Bu yazıda, kamu yararı kavramına farklı bir açıdan bakacağız. Ancak, önce kamu yararı nedir? Bunu açıklayalım. Şunu hemen belirtmek gerekir ki, kamu yararı kavramının tanım ve açıklaması o kadar kolay değildir. Kamu yararı Anayasa dahil birçok yasa, tüzük ve yönetmelikte yer alsa da, ne olduğu tanımlanmamış ve açıklanmamıştır. Ancak, bazı mahkeme kararlarında kamu yararının ne olduğuna dair bazı açıklamalar yapılmıştır.

Anayasa Mahkemesinin bazı kararlarında kamu yararı “kişinin ve toplumun huzur ve refahını sağlamak” şeklinde yorumlanmıştır. Bazı hukukçular kamu yararı hakkında “bütün idari işlemler, biçimi ve konusu ne olursa olsun, kamu yararı için yapılır. İdarenin kamu yararı dışında bir maksat gütmesi durumunda yapmış olduğu işlem “maksat” yönünden hukuka aykırı olur ve iptali gerekir” şeklinde değerlendirmelerde bulunmuşlardır. Buna göre kamu yararı idarenin tüm eylem ve işlemlerinde hedef alması gereken ana maksat ve ilke olmalıdır. İdarenin kamu yararı dışında bir eylem ve icraatta bulunması düşünülemez.

Buraya kadar olan açıklamalar kamu yararına “hukuki bakış” olarak adlandırılabilir.

Mevzuatta tanım ve açıklamasına yer verilmediğini düşündüğümüz ve bazı mahkeme kararlarında ve hukukçuların görüşlerinde hukuken açıklanan kamu yararını Biz nasıl açıklayabiliriz? Bu hususta ne gibi tanımlamalarda bulunabiliriz?
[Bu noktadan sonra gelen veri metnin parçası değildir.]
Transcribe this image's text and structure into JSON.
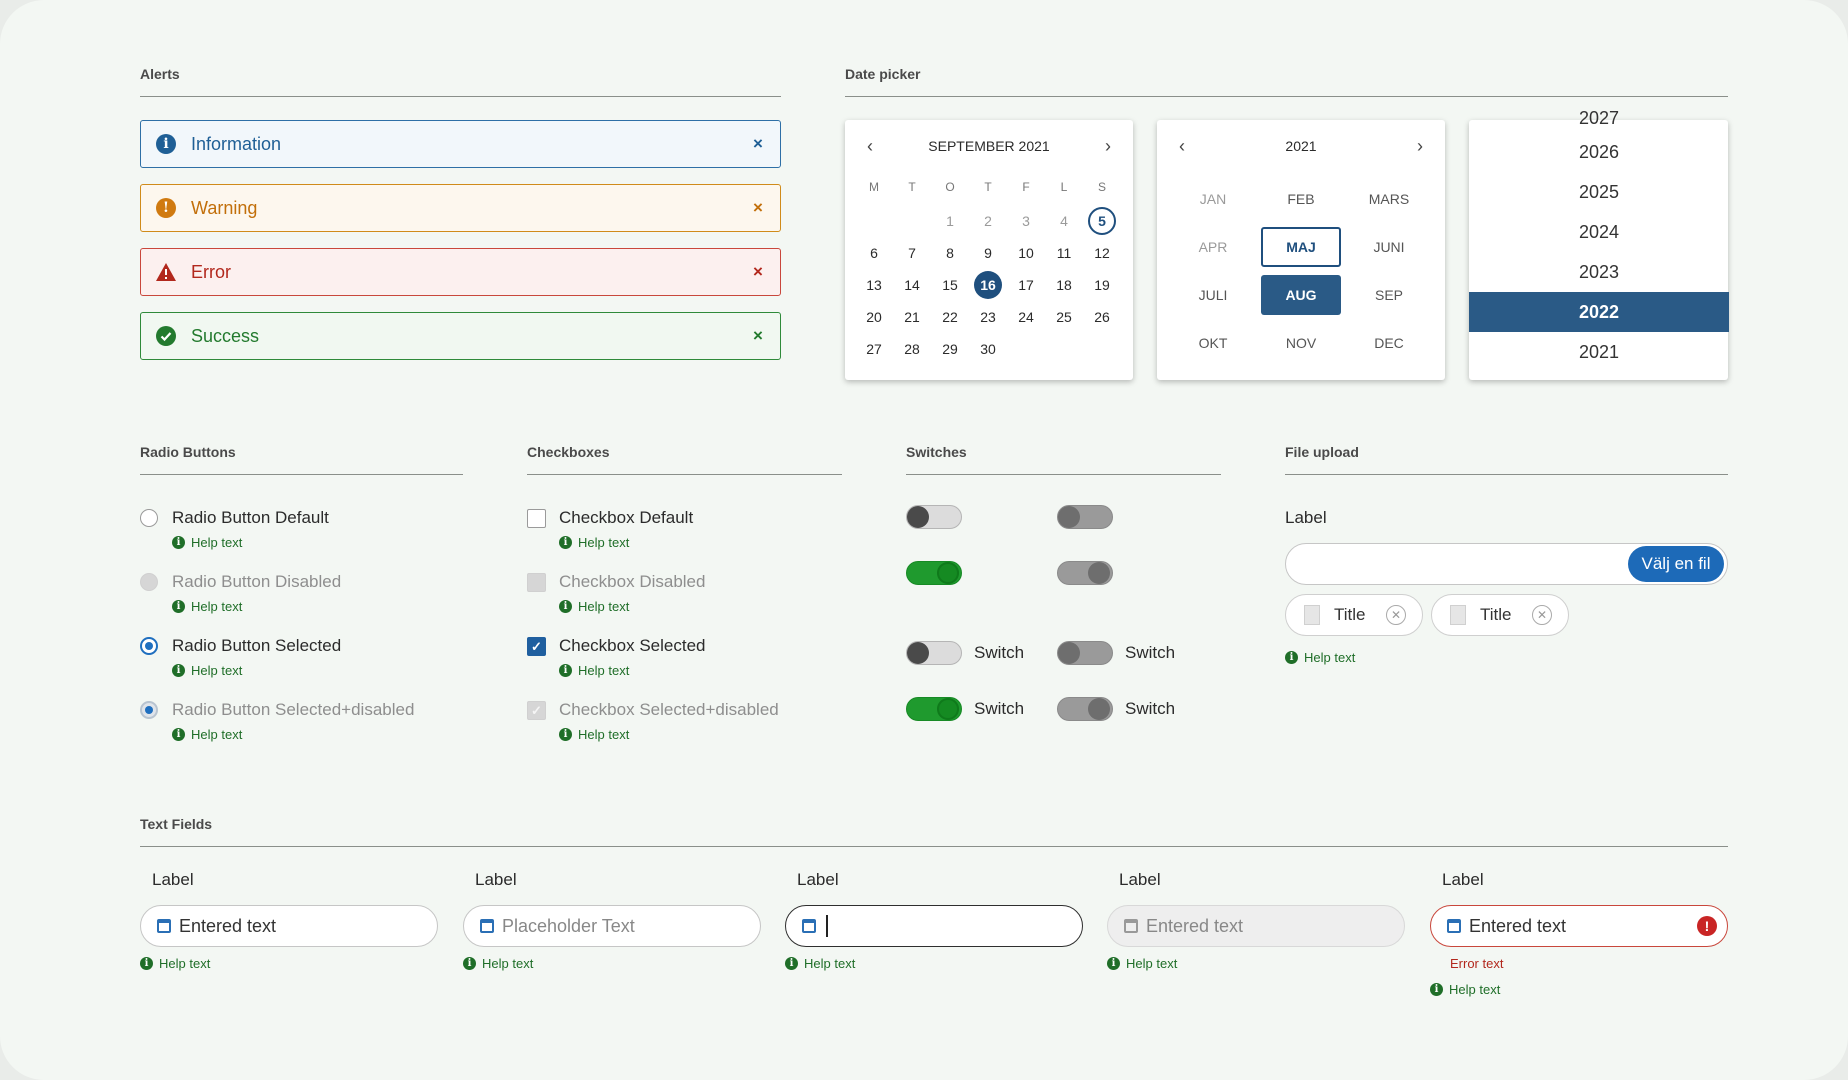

Kamu yararı herkesin ortak menfeatidir. Devletin, Milletin, Ülkenin ve Vatanın faydasına olan her iş ve her işlem kamu yararı kapsamında değerlendirilmelidir.
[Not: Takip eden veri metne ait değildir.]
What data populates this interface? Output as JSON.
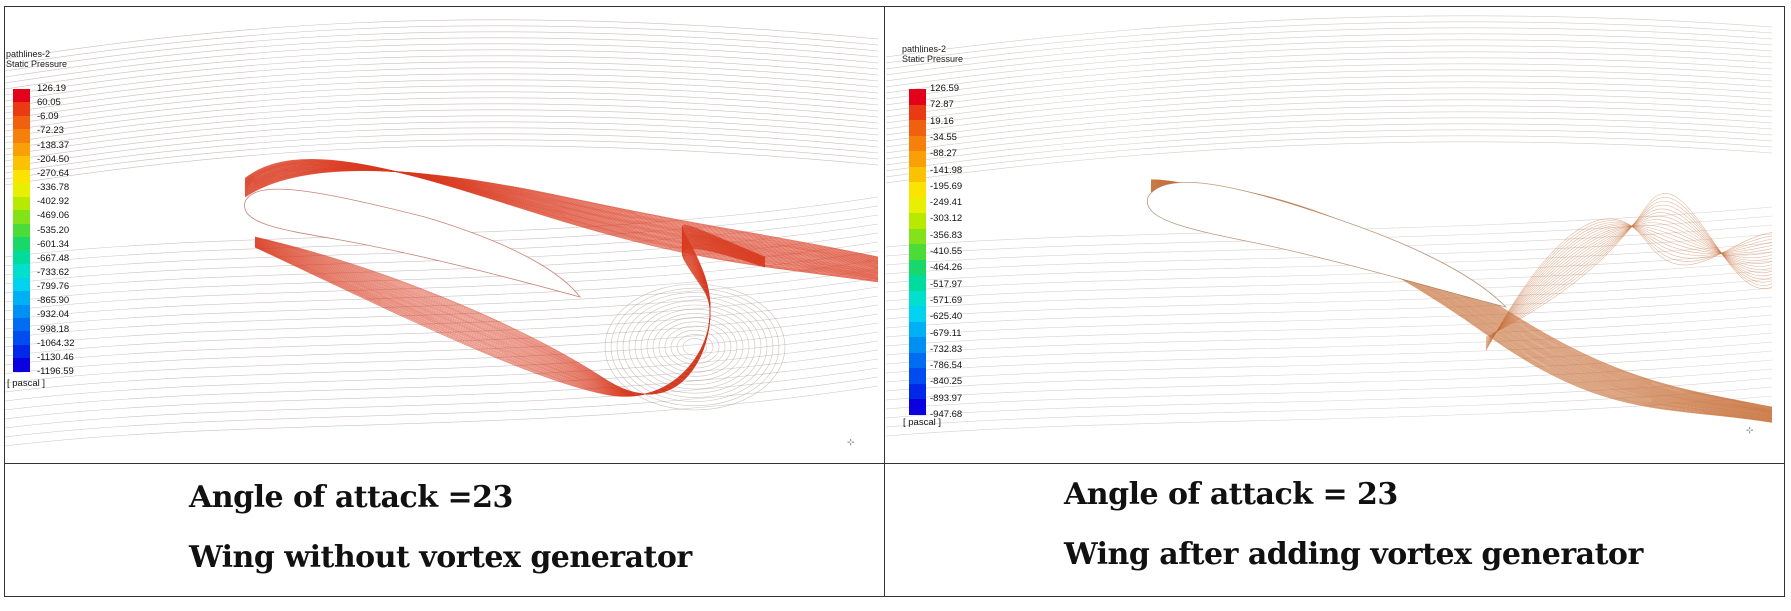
{
  "left_panel": {
    "name_line": "pathlines-2",
    "quantity_line": "Static Pressure",
    "unit": "[ pascal ]",
    "ticks": [
      "126.19",
      "60.05",
      "-6.09",
      "-72.23",
      "-138.37",
      "-204.50",
      "-270.64",
      "-336.78",
      "-402.92",
      "-469.06",
      "-535.20",
      "-601.34",
      "-667.48",
      "-733.62",
      "-799.76",
      "-865.90",
      "-932.04",
      "-998.18",
      "-1064.32",
      "-1130.46",
      "-1196.59"
    ],
    "pathline_color": "#d93a1f",
    "caption_line1": "Angle of  attack =23",
    "caption_line2": "Wing without vortex generator"
  },
  "right_panel": {
    "name_line": "pathlines-2",
    "quantity_line": "Static Pressure",
    "unit": "[ pascal ]",
    "ticks": [
      "126.59",
      "72.87",
      "19.16",
      "-34.55",
      "-88.27",
      "-141.98",
      "-195.69",
      "-249.41",
      "-303.12",
      "-356.83",
      "-410.55",
      "-464.26",
      "-517.97",
      "-571.69",
      "-625.40",
      "-679.11",
      "-732.83",
      "-786.54",
      "-840.25",
      "-893.97",
      "-947.68"
    ],
    "pathline_color": "#c8703a",
    "caption_line1": "Angle of attack = 23",
    "caption_line2": "Wing after adding vortex generator"
  },
  "colormap": [
    "#e3001a",
    "#ea3a14",
    "#f0600f",
    "#f5800b",
    "#f9a007",
    "#fbc204",
    "#fde302",
    "#e6f000",
    "#b8ea00",
    "#84e21a",
    "#4cdc3a",
    "#18d86a",
    "#00dc9e",
    "#00e0cc",
    "#00d2f0",
    "#00b0f4",
    "#0090f4",
    "#006cf2",
    "#004cee",
    "#0028e8",
    "#0a00e0"
  ]
}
Kamu yararı hakkındaki bu kadar açıklamalar sanırım yeterlidir. Biz bu yazıda asıl maksadımıza dönelim. O maksat, kamu yararına farklı bakıştır.

Kamu yararına farklı bakış açımıza önce sorularla başlayalım:

1-Kamu yararı nerede oluşur? Ya da kamu yararı nerede oluşturulur?
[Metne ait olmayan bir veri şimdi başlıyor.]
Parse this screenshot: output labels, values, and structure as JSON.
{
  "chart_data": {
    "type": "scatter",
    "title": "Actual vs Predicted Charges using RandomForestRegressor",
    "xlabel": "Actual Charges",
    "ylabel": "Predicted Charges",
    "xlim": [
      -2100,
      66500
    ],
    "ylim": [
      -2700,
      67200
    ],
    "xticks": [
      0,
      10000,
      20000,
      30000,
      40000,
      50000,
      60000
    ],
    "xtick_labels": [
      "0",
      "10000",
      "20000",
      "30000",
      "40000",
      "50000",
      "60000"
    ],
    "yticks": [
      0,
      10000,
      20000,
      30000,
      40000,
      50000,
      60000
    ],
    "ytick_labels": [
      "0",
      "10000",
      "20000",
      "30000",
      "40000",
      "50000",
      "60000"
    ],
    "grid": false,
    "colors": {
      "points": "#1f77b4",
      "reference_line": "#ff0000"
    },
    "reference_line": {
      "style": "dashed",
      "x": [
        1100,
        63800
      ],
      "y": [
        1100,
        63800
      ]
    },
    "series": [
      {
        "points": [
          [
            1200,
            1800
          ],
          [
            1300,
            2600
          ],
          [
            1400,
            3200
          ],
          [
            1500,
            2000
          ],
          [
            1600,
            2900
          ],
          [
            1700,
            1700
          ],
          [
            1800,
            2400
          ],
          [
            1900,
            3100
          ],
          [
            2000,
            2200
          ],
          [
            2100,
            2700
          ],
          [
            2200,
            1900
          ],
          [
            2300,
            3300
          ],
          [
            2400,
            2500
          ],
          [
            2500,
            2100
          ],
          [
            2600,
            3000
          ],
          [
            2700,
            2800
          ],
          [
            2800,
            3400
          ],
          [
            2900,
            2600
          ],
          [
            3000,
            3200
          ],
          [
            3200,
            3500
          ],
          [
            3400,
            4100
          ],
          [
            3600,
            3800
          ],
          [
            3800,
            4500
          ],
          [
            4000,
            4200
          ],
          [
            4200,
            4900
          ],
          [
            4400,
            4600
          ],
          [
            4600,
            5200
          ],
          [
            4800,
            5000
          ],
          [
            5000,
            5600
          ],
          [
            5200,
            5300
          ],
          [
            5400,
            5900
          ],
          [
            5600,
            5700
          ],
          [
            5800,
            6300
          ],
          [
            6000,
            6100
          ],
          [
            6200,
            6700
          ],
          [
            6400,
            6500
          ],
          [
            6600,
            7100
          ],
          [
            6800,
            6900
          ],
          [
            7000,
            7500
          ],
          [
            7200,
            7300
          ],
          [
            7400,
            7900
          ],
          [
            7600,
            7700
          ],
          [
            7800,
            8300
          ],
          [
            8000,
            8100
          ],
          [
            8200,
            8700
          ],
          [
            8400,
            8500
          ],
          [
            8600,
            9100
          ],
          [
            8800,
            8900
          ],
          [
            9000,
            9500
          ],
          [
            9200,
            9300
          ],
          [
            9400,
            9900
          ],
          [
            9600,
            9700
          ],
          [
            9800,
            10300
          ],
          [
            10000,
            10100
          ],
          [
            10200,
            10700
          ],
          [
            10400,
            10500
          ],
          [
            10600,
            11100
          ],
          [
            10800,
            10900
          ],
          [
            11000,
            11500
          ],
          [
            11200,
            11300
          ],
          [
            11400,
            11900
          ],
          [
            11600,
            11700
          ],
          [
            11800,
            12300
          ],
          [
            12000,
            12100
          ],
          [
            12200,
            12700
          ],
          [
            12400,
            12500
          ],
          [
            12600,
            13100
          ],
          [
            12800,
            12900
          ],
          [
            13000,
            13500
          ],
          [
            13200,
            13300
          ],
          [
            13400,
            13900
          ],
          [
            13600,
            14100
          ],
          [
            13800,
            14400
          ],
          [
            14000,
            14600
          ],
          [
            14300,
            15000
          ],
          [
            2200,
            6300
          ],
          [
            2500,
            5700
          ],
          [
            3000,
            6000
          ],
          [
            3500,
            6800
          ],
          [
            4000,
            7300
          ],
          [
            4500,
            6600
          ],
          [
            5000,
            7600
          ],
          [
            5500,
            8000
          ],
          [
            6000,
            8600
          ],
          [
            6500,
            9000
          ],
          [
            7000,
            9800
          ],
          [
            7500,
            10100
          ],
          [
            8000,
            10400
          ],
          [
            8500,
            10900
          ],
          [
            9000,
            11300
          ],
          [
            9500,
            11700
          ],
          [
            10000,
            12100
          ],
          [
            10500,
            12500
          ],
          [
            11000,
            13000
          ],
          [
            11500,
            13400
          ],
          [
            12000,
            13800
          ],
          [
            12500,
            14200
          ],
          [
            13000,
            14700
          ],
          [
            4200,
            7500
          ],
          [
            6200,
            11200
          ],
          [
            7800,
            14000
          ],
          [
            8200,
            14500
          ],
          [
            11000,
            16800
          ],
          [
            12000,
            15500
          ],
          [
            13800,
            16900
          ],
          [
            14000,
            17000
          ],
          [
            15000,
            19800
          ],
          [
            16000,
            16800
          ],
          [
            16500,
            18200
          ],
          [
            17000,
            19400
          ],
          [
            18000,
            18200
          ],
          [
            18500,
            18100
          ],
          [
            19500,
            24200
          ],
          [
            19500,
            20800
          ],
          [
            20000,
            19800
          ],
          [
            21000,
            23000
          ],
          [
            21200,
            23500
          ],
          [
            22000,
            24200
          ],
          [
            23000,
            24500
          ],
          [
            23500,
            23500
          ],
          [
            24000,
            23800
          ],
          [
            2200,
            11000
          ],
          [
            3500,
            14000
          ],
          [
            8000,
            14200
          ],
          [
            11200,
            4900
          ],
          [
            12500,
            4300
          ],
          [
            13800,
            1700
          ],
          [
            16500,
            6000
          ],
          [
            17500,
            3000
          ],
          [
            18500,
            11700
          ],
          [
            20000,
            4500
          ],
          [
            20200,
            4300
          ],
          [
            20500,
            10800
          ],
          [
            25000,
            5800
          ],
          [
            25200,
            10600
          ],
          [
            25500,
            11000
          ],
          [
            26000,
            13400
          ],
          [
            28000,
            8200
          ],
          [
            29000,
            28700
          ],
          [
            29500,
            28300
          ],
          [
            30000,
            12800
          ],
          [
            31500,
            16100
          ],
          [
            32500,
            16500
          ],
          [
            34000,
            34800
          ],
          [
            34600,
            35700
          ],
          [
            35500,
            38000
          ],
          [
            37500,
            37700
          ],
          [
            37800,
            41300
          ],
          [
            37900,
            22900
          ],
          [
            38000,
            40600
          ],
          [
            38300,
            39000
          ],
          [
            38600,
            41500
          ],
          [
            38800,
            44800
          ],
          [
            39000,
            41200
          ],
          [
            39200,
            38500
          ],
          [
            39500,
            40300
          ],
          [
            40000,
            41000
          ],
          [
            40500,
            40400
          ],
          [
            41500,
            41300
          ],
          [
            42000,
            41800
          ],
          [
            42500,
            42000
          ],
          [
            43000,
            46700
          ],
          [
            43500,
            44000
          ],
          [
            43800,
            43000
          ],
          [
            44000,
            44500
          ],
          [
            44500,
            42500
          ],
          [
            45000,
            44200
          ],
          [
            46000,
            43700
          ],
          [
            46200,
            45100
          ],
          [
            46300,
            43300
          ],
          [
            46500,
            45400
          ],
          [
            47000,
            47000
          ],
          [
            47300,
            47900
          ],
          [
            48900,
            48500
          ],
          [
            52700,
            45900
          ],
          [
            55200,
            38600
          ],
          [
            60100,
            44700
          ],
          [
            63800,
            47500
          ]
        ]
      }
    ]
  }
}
2-Kamu yararı yalnızca Devlet Dairelerinde mi oluşturulur?

3-Kamu yararı özel sektör kurumlarında oluşturulamaz mı?

4-Kamu yararı Devlet ve Sivil Toplum Faaliyetleri ile Ülkeye fayda sağlayan her türlü ekonomik, kültürel, sosyal ve idari faaliyetlerin tamamı değil midir?

5-Kamu yararı gayrisafi milli hasıla ile eşit midir?

Evet, kamu yararı kavramına farklı bakışımızı yukarıdaki soruları sırayla cevaplandırarak gerçekleştirelim.

1-Kamu yararı Ülke için değer ve katkı meydana getiren tüm faaliyetlerin icra edildiği yerlerde oluşur ve oluşturulur. Buna göre, istihdam oluşturan ve ihracat yapan fabrika ve şirketler ile üretim yapılan tarla ve çiftliklerin hepsinde kamu yararı mevcuttur.

2-Kamu yararı elbette yalnızca Devlet Dairelerinde oluşturulmaz. Ülkeye, Vatana, Millete ve Devlete olumlu katkı ve faydalı tesirler oluşturan ister özel ve isterse kamu kurum ve kuruluşlarında kamu yararı meydana getirilir.

3-Özel bir firma ve fabrikada ya da bir çiftlikte toplumun fertleri istihdam ediliyor ve oradan insanlar evlerine helalinden ekmek götürüyorlarsa bu kamu yararıdır.

4- Evet, kamu yararı Devlet ve Sivil Toplum Faaliyetleri ile Ülkeye fayda sağlayan her türlü ekonomik, kültürel, sosyal ve idari faaliyetlerin tamamıdır.

5-Kamu yararı gayrisafi milli hasıladan daha büyüktür. Evet, kamu yararı içerisinde bir yılda bir Ülkede meydana getirilen tüm ekonomik faaliyetler vardır. Ancak kamu yararına kültürel, sosyal ve idari faaliyetler de eklenmelidir.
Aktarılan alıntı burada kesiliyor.